George considered his regular patronate of the tavern a contribution to the family’s welfare. “Might as well keep it in the family, he would slobber conspiratorially over his beer mug whenever J.S. came in to enquire about his plans to support his two sisters.”
One summer, news came from Wisconsin that the Thurston’s mother, Rachel, was seriously ill. Although their father was a doctor, the job of nursing their mother back to health was women’s work and Bertha boarded a train for Wisconsin leaving George and Amelia alone in the comfortable little house on Second Avenue South.
Bertha returned the following October having made plans for the senior Thurstons to move to Payette the following spring after Dr. Thurston had wound down his practice and sold their property. Now it should be noted that Bertha was as homely as her giggly little sister was lovely. Tall and angular with stooped, rounded shoulders and an overbite sufficient to eat corn on the cob through a picket fence, Bertha was, like her near contemporary Eleanor Roosevelt, a woman of infinite kindness and forbearance.

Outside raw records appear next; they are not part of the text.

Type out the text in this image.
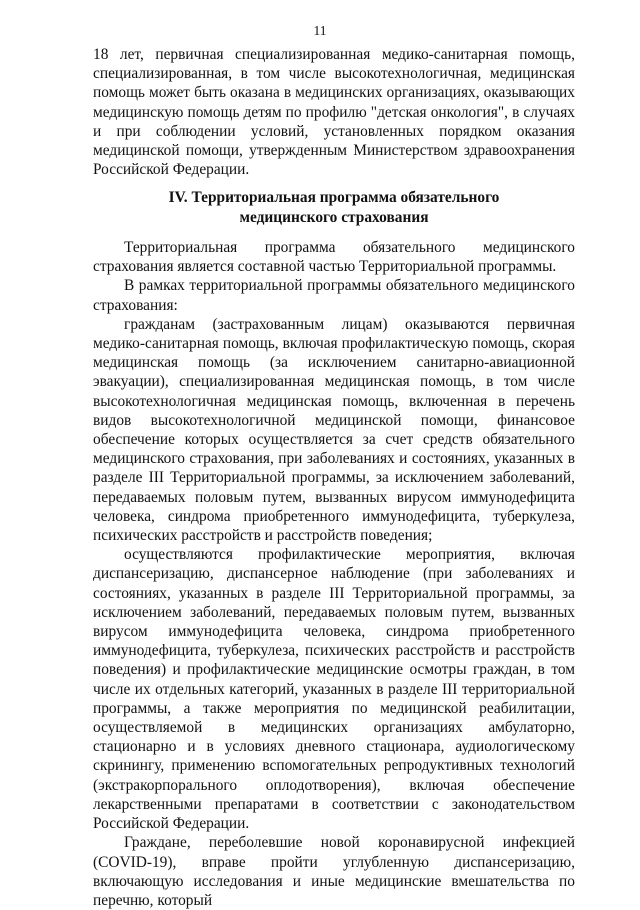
11

18 лет, первичная специализированная медико-санитарная помощь, специализированная, в том числе высокотехнологичная, медицинская помощь может быть оказана в медицинских организациях, оказывающих медицинскую помощь детям по профилю "детская онкология", в случаях и при соблюдении условий, установленных порядком оказания медицинской помощи, утвержденным Министерством здравоохранения Российской Федерации.

IV. Территориальная программа обязательного
медицинского страхования

Территориальная программа обязательного медицинского страхования является составной частью Территориальной программы.

В рамках территориальной программы обязательного медицинского страхования:

гражданам (застрахованным лицам) оказываются первичная медико-санитарная помощь, включая профилактическую помощь, скорая медицинская помощь (за исключением санитарно-авиационной эвакуации), специализированная медицинская помощь, в том числе высокотехнологичная медицинская помощь, включенная в перечень видов высокотехнологичной медицинской помощи, финансовое обеспечение которых осуществляется за счет средств обязательного медицинского страхования, при заболеваниях и состояниях, указанных в разделе III Территориальной программы, за исключением заболеваний, передаваемых половым путем, вызванных вирусом иммунодефицита человека, синдрома приобретенного иммунодефицита, туберкулеза, психических расстройств и расстройств поведения;

осуществляются профилактические мероприятия, включая диспансеризацию, диспансерное наблюдение (при заболеваниях и состояниях, указанных в разделе III Территориальной программы, за исключением заболеваний, передаваемых половым путем, вызванных вирусом иммунодефицита человека, синдрома приобретенного иммунодефицита, туберкулеза, психических расстройств и расстройств поведения) и профилактические медицинские осмотры граждан, в том числе их отдельных категорий, указанных в разделе III территориальной программы, а также мероприятия по медицинской реабилитации, осуществляемой в медицинских организациях амбулаторно, стационарно и в условиях дневного стационара, аудиологическому скринингу, применению вспомогательных репродуктивных технологий (экстракорпорального оплодотворения), включая обеспечение лекарственными препаратами в соответствии с законодательством Российской Федерации.

Граждане, переболевшие новой коронавирусной инфекцией (COVID-19), вправе пройти углубленную диспансеризацию, включающую исследования и иные медицинские вмешательства по перечню, который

She needed to be. Like Eleanor’s husband, the iconic president, F.D.R., elected a couple of decades later, George McDonald was a womanizer. And the woman he fancied most was none other than the cute and cuddly Amelia Thurston, who had not been permitted to marry until her older sister had found a husband.
When Bertha returned from Wisconsin it was discovered that Amelia was pregnant. A family meeting was called and it was decided that J.S. would buy the Big Willow ranch from George and the entire menage a trois would move to Missoula, Montana where he would acquire land for a ranch. The pregnant Miss Thurston would be introduced as Mrs.Thurston, whose husband had died of unspecified causes.
The child, a boy, was raised as a McDonald, which must have caused some confusion, but, as the subject was never discussed in the Thurston household, my mother and her cousins never learned any more about the family scandal. What little they knew came from her older cousin, Bob, a future newspaper owner and novelist adept at overhearing adult conversations and putting two and two together.
J.S. Thurston was now astride the world with a successful drug store in town and a cattle ranch in Big Willow.